Identificar o terreno de jogo passa por ter claramente visualizada a necessidade que o mercado procura satisfazer, os mercados e seus objetivos pretendidos, os produtos e serviços para este mercado e o setor competente para tal segmento. Falar da necessidade é falar da permanência no tempo. As necessidades são essências insaturáveis porque focar o negócio e sua razão de ser nelas facilita a adaptação no entorno, e contribui com a permanência do negócio no tempo.

As empresas que definem seu terreno de jogo com base em processos e atividades estão condenadas ao fracasso. Os processos e atividades se tornam obsoletos, as necessidades não. Quem identifica com precisão a necessidade de satisfazer tem maiores probabilidades de encontrar sempre as oportunidades, e de não padecer na enfermidade empresarial conhecida como miopia de marketing.

Por todas estas razões, identificar o terreno de jogo é uma decisão transcendental para a direção estratégia de uma empresa esportiva.

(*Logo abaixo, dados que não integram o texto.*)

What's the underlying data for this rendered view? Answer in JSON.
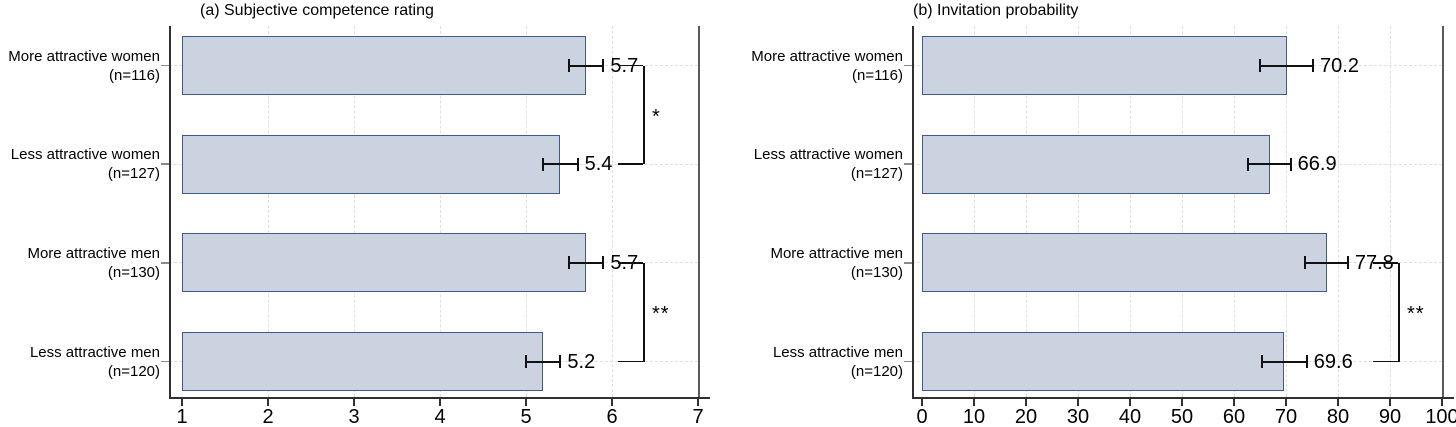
{
  "colors": {
    "bar_fill": "#ccd3e0",
    "bar_border": "#3f5a8e",
    "grid": "#dfdfdf",
    "axis": "#303030",
    "frame": "#5a5a5a",
    "error": "#111111",
    "category_tick": "#8a8a8a",
    "text": "#000000",
    "background": "#ffffff"
  },
  "chart_data": [
    {
      "type": "bar",
      "orientation": "horizontal",
      "title": "(a) Subjective competence rating",
      "categories": [
        [
          "More attractive women",
          "(n=116)"
        ],
        [
          "Less attractive women",
          "(n=127)"
        ],
        [
          "More attractive men",
          "(n=130)"
        ],
        [
          "Less attractive men",
          "(n=120)"
        ]
      ],
      "values": [
        5.7,
        5.4,
        5.7,
        5.2
      ],
      "value_labels": [
        "5.7",
        "5.4",
        "5.7",
        "5.2"
      ],
      "ci": [
        [
          5.5,
          5.9
        ],
        [
          5.2,
          5.6
        ],
        [
          5.5,
          5.9
        ],
        [
          5.0,
          5.4
        ]
      ],
      "bar_start": 1,
      "xlim": [
        1,
        7
      ],
      "xticks": [
        1,
        2,
        3,
        4,
        5,
        6,
        7
      ],
      "grid": true,
      "legend": null,
      "significance": [
        {
          "between": [
            0,
            1
          ],
          "label": "*"
        },
        {
          "between": [
            2,
            3
          ],
          "label": "**"
        }
      ]
    },
    {
      "type": "bar",
      "orientation": "horizontal",
      "title": "(b) Invitation probability",
      "categories": [
        [
          "More attractive women",
          "(n=116)"
        ],
        [
          "Less attractive women",
          "(n=127)"
        ],
        [
          "More attractive men",
          "(n=130)"
        ],
        [
          "Less attractive men",
          "(n=120)"
        ]
      ],
      "values": [
        70.2,
        66.9,
        77.8,
        69.6
      ],
      "value_labels": [
        "70.2",
        "66.9",
        "77.8",
        "69.6"
      ],
      "ci": [
        [
          65.0,
          75.2
        ],
        [
          62.7,
          70.9
        ],
        [
          73.7,
          81.9
        ],
        [
          65.4,
          74.0
        ]
      ],
      "bar_start": 0,
      "xlim": [
        0,
        100
      ],
      "xticks": [
        0,
        10,
        20,
        30,
        40,
        50,
        60,
        70,
        80,
        90,
        100
      ],
      "grid": true,
      "legend": null,
      "significance": [
        {
          "between": [
            2,
            3
          ],
          "label": "**"
        }
      ]
    }
  ]
}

Definir adequadamente a missão determina o sentido, pertinência e indicação à gestão da empresa esportiva. Seus líderes irão entender porque e para que a instituição existe e fundamentam suas decisões sobre a base de fazer realidade esta declaração. Com relação à visão organizacional, podemos destacar que é o objetivo macro que pretende alcançar a empresa em longo prazo. Este é o cenário desejado e para este fator será necessário trabalhar.

Uma empresa de esporte deverá responder a “um grande objetivo”, um resultado desejado a longo prazo, que contemple visões elevadas em todos os aspectos organizacionais respaldados na declaração de missão, incorporando o elemento “tempo” em que se aspira alcançar este grande objetivo.

A visão estratégica vai mais além que jogar um torneio, participar de competições internacionais e ser campeão. Isto é, considerar o sonho da unidade de negócios e de seus membros e grupos de interesse de X até XX anos, deverá ser uma forma de alimentação para que possa motivar o talento humano a trabalhar para alcançar.

Nos negócios, principalmente no esportivo, quando as coisas se tornam difíceis, a primeira ação de alguns diretores é arquivar seu plano estratégico e dedicar-se a voltar a trabalhar o dia a dia, implantando isso como sendo uma ferramenta filosófica de apoio. Existe uma frase conhecida neste sentido, quando o clube abandona e retoma a antiga forma de trabalhar, pode-se dizer que "como estamos vivendo, vamos vivendo”, o que termina gerando catástrofes que induzem ao fechamento dos clubes, fator este que será cada vez mais comum com a nova lei no futebol.

Paradoxalmente, em crise, nada mais conveniente do que ter a direção da empresa claramente definida, saber o quão longe ela aspira, que resultado em médio e longo prazo é desejado, em suma, ter uma direção clara indicando o norte como sendo o percurso planejado. Dar a volta a este pensamento estratégico é condenar a influência do tempo e do ambiente. Temos muito pouca influência sobre destino e os resultados da nossa empresa, por isso, planejar estrategicamente em tempos de turbulência e incerteza é uma obrigação.

Em resumo, a visão, missão e valores são pilares fundamentais no processo de gestão estratégica.